Another factor that was found to negatively affect the probability of facility delivery was the trimester in which the mothers visited ANC for the first time. Mothers who visited ANC during the last trimester were 0.18 times less likely to deliver at hospital. This finding was similar to a study conduced in rural Ghana, where it was found women who stared ANC visit after the second trimester were less likely to have facility delivery. [48] This seems like mothers who go to ANC during the end of the pregnancy are doing so, to check their status before deciding the place of delivery, as it was found in a phenomenological study of home delivery conducted in Ethiopia. [52]
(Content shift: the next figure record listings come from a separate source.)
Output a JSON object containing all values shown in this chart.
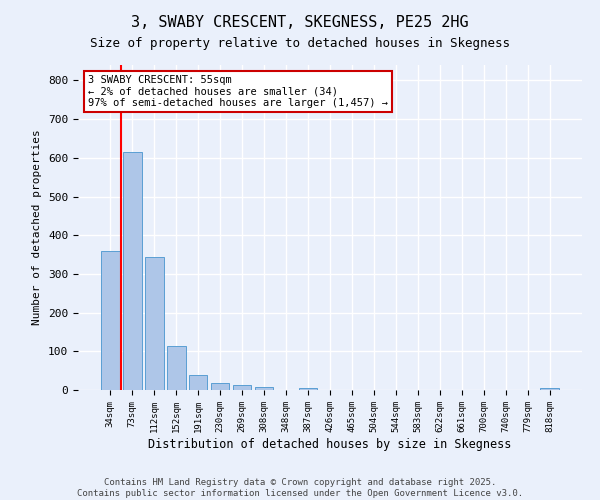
{
  "title": "3, SWABY CRESCENT, SKEGNESS, PE25 2HG",
  "subtitle": "Size of property relative to detached houses in Skegness",
  "xlabel": "Distribution of detached houses by size in Skegness",
  "ylabel": "Number of detached properties",
  "categories": [
    "34sqm",
    "73sqm",
    "112sqm",
    "152sqm",
    "191sqm",
    "230sqm",
    "269sqm",
    "308sqm",
    "348sqm",
    "387sqm",
    "426sqm",
    "465sqm",
    "504sqm",
    "544sqm",
    "583sqm",
    "622sqm",
    "661sqm",
    "700sqm",
    "740sqm",
    "779sqm",
    "818sqm"
  ],
  "values": [
    360,
    614,
    343,
    113,
    38,
    18,
    14,
    8,
    0,
    5,
    0,
    0,
    0,
    0,
    0,
    0,
    0,
    0,
    0,
    0,
    5
  ],
  "bar_color": "#aec6e8",
  "bar_edge_color": "#5a9fd4",
  "annotation_text": "3 SWABY CRESCENT: 55sqm\n← 2% of detached houses are smaller (34)\n97% of semi-detached houses are larger (1,457) →",
  "annotation_box_color": "#ffffff",
  "annotation_box_edge_color": "#cc0000",
  "ylim": [
    0,
    840
  ],
  "yticks": [
    0,
    100,
    200,
    300,
    400,
    500,
    600,
    700,
    800
  ],
  "background_color": "#eaf0fb",
  "grid_color": "#ffffff",
  "footer_line1": "Contains HM Land Registry data © Crown copyright and database right 2025.",
  "footer_line2": "Contains public sector information licensed under the Open Government Licence v3.0."
}
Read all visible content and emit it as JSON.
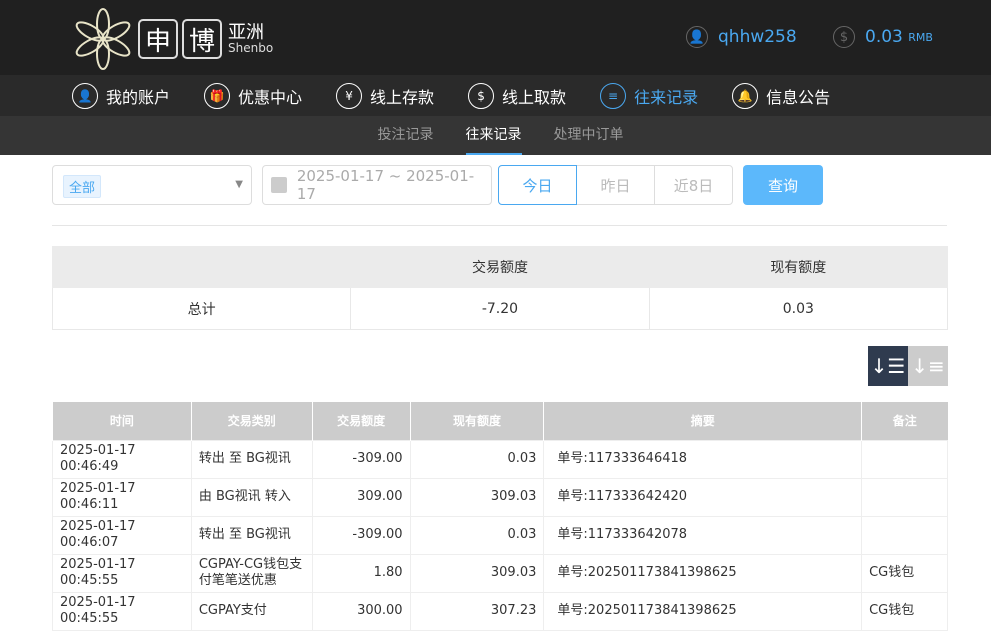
{
  "header": {
    "logo_chars": [
      "申",
      "博"
    ],
    "logo_cn": "亚洲",
    "logo_en": "Shenbo",
    "username": "qhhw258",
    "balance": "0.03",
    "currency": "RMB",
    "accent": "#4aa8f0"
  },
  "nav": [
    {
      "label": "我的账户",
      "icon": "user-icon"
    },
    {
      "label": "优惠中心",
      "icon": "gift-icon"
    },
    {
      "label": "线上存款",
      "icon": "deposit-icon"
    },
    {
      "label": "线上取款",
      "icon": "withdraw-icon"
    },
    {
      "label": "往来记录",
      "icon": "records-icon",
      "active": true
    },
    {
      "label": "信息公告",
      "icon": "bell-icon"
    }
  ],
  "subnav": [
    {
      "label": "投注记录"
    },
    {
      "label": "往来记录",
      "active": true
    },
    {
      "label": "处理中订单"
    }
  ],
  "filters": {
    "type_tag": "全部",
    "date_range": "2025-01-17 ~ 2025-01-17",
    "quick": [
      "今日",
      "昨日",
      "近8日"
    ],
    "query": "查询"
  },
  "summary": {
    "headers": [
      "",
      "交易额度",
      "现有额度"
    ],
    "row": [
      "总计",
      "-7.20",
      "0.03"
    ]
  },
  "table": {
    "headers": [
      "时间",
      "交易类别",
      "交易额度",
      "现有额度",
      "摘要",
      "备注"
    ],
    "rows": [
      [
        "2025-01-17 00:46:49",
        "转出 至 BG视讯",
        "-309.00",
        "0.03",
        "单号:117333646418",
        ""
      ],
      [
        "2025-01-17 00:46:11",
        "由 BG视讯 转入",
        "309.00",
        "309.03",
        "单号:117333642420",
        ""
      ],
      [
        "2025-01-17 00:46:07",
        "转出 至 BG视讯",
        "-309.00",
        "0.03",
        "单号:117333642078",
        ""
      ],
      [
        "2025-01-17 00:45:55",
        "CGPAY-CG钱包支付笔笔送优惠",
        "1.80",
        "309.03",
        "单号:202501173841398625",
        "CG钱包"
      ],
      [
        "2025-01-17 00:45:55",
        "CGPAY支付",
        "300.00",
        "307.23",
        "单号:202501173841398625",
        "CG钱包"
      ]
    ]
  }
}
The effect of ethnicity in determining the place of delivery in this setting was assessed and the results of bivariate logistic regression showed that mother from the Tigre and other ethnic groups were 65.6 and 89% less likely to give birth in a health facility as compared to the mothers from the Tigrinya ethnic group. This difference could be attributed to the fact that the people of the Tigrinya ethnic group in this study setting are either a government workers or engage in business, which increases their probability to be affluent. Affluence was found to be one of the most important determinants of facility delivery in many developing countries. [15, 20, 53] Furthermore, since these ethnicities differ culturally and religion wise, Tigrinya mothers, who came from other place, may not easily get TBAs who knows their tradition of delivery. This may force them to opt to use facility delivery, although it requires further research to understand the direct effect of culture and religion on choice of place of delivery in this setting.

Limitation of the study

The study was conducted among women living within the town of Akordet, which limits its ability to generalize about women living in the Sub-Zone. There might be some recall bias with regard to initiation and frequency of ANC service. In addition, this study was not able to assess the wealth quintile of the family objectively, rather used perceived wealth class, which may affect the result of the statistical test.

Conclusion

This study founds out that the rate of facility delivery in Akordet town to be high. The ANC coverage was universal with limitations in frequency and regularity of checkups. Emphasis should be put on the importance of starting ANC visits as early as possible. Mother’s level of education, husband’s level of education, place of preceding delivery, birth order of last child and complications during pregnancy were independent predictors of place of delivery in the study setting. The choice of home delivery with health professional was high in this community which needs to be given due attention, since comfort was one of the main reasons for home delivery. The issue of transportation during the time of delivery, which was the main reason for home delivery, should also be addressed by providing ambulance services to help the mothers get easy physical access to health facilities. To address the effect of religion and culture on utilization of maternal health services, health education programs on maternal health should include religious leaders and community elders as target audiences. Health educations given to pregnant mothers, through mass media and in ANC clinics, should persuade the mothers that each pregnancy and the ensuing delivery is unique, in order to avert deterioration on personal appraisal of the need for facility delivery in subsequent births. Empowering the community in general and women in particular by increasing their level of participation in education might payoff in high level of facility delivery. The findings of this study call for a prompt adoption and enforcement of the new WHO guideline on ANC by the health authorities, at all levels of health services delivery. In addition, it is empirical to study the need and the feasibility of introducing skilled-person assisted home delivery, by learning from experiences of settings that have already adopted it. Finally, national public health policies should give room for local and context specific community requirements to make the maternal health services acceptable to local consumers.